Search code examples
algorithmerlangelixirword-count

fast and concurrent algorithm of frequency calculation in elixir


I have two big lists that their item's lengths isn't constant. Each list include millions items. And I want to count frequency of items of first list in second list!

For example:

a = [[c, d], [a, b, e]]
b = [[a, d, c], [e, a, b], [a, d], [c, d, a]]

# expected result of calculate_frequency(a, b) is %{[c, d] => 2, [a, b, e] => 1} Or [{[c, d], 2}, {[a, b, e], 1}]

Due to the large size of the lists, I would like this process to be done concurrently. So I wrote this function:

  def calculate_frequency(items, data_list) do
    items
    |> Task.async_stream(
      fn item ->
        frequency =
          data_list
          |> Enum.reduce(0, fn data_row, acc ->
            if item -- data_row == [] do
              acc + 1
            else
              acc
            end
          end)

        {item, frequency}
      end,
      ordered: false
    )
    |> Enum.reduce([], fn {:ok, merged}, merged_list -> [merged | merged_list] end)
  end

But this algorithm is slow. What should I do to make it fast?

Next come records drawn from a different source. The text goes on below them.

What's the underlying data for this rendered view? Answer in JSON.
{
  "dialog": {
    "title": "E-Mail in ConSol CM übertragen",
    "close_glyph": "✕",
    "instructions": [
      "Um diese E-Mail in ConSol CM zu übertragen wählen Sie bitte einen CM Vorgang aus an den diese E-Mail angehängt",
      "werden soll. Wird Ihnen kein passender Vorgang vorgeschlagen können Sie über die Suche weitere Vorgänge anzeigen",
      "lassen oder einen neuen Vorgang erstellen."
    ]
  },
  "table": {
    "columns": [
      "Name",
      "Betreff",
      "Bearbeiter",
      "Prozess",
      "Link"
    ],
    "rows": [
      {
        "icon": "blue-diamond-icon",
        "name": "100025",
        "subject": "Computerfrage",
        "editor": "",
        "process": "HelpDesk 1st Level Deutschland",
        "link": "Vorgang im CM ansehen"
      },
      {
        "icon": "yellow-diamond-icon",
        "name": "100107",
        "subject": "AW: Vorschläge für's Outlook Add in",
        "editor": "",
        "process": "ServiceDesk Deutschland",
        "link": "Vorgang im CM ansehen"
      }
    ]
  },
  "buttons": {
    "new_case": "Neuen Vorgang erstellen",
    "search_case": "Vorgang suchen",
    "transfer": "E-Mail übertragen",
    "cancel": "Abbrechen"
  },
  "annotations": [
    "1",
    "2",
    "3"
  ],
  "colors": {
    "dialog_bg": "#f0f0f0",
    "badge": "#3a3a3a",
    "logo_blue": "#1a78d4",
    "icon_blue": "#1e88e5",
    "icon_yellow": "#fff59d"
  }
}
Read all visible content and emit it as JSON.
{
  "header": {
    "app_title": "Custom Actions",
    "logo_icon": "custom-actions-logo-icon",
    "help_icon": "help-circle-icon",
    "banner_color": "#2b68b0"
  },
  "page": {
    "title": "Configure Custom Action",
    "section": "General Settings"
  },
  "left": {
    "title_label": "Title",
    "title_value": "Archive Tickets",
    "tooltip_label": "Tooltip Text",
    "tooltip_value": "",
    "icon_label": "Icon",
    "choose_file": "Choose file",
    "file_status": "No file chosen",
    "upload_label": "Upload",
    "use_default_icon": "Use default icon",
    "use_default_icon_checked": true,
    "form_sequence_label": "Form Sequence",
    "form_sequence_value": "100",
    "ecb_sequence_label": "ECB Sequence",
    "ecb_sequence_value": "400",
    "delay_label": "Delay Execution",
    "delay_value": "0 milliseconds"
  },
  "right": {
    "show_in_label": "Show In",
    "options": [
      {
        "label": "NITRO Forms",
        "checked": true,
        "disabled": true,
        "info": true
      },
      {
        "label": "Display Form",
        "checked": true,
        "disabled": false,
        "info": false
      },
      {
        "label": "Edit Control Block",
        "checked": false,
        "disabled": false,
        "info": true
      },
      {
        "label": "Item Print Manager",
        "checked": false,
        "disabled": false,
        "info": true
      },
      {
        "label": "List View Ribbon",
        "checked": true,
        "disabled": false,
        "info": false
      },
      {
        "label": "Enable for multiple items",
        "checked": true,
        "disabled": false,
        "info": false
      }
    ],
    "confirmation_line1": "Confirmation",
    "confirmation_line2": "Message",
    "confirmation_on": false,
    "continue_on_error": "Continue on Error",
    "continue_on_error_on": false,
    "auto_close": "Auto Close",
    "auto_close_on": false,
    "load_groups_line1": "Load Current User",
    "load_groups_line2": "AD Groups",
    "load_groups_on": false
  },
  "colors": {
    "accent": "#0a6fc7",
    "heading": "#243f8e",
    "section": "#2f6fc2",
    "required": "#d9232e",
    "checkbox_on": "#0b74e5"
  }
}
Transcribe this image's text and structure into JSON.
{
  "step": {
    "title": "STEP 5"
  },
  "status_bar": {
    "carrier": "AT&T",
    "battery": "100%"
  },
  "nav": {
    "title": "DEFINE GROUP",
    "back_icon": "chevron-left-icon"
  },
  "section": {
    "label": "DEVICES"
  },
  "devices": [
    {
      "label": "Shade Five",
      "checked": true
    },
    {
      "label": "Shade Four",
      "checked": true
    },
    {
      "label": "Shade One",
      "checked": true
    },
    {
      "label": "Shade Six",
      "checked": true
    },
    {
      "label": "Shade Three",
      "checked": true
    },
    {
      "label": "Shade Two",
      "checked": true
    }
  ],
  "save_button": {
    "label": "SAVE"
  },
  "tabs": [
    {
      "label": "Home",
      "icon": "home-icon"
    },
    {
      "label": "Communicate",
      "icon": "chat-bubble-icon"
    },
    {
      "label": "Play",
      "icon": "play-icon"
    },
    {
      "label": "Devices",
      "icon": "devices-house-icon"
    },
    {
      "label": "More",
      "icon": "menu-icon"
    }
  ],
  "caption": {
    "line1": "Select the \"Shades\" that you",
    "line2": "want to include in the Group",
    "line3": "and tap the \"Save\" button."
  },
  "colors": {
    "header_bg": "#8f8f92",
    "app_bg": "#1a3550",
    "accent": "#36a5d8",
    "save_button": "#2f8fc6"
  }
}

PS: Please do not consider the type of inputs and outputs, the speed of execution is important.


Solution

  • Not sure if this fast enough and certainly it's not concurrent. It's O(m + n) where m is the size of items and n is the size of data_list. I can't find a faster concurrent way because combining the result of all the sub-processes also takes time.

    data_list
    |> Enum.reduce(%{}, fn(item, counts)-> 
      Map.update(counts, item, 1, &(&1 + 1)) 
    end)
    |> Map.take(items)
    

    FYI, doing things concurrently does not necessarily mean doing things in parallel. If you have only one CPU core, concurrency actually slows things down because one CPU core can only do one thing at a time.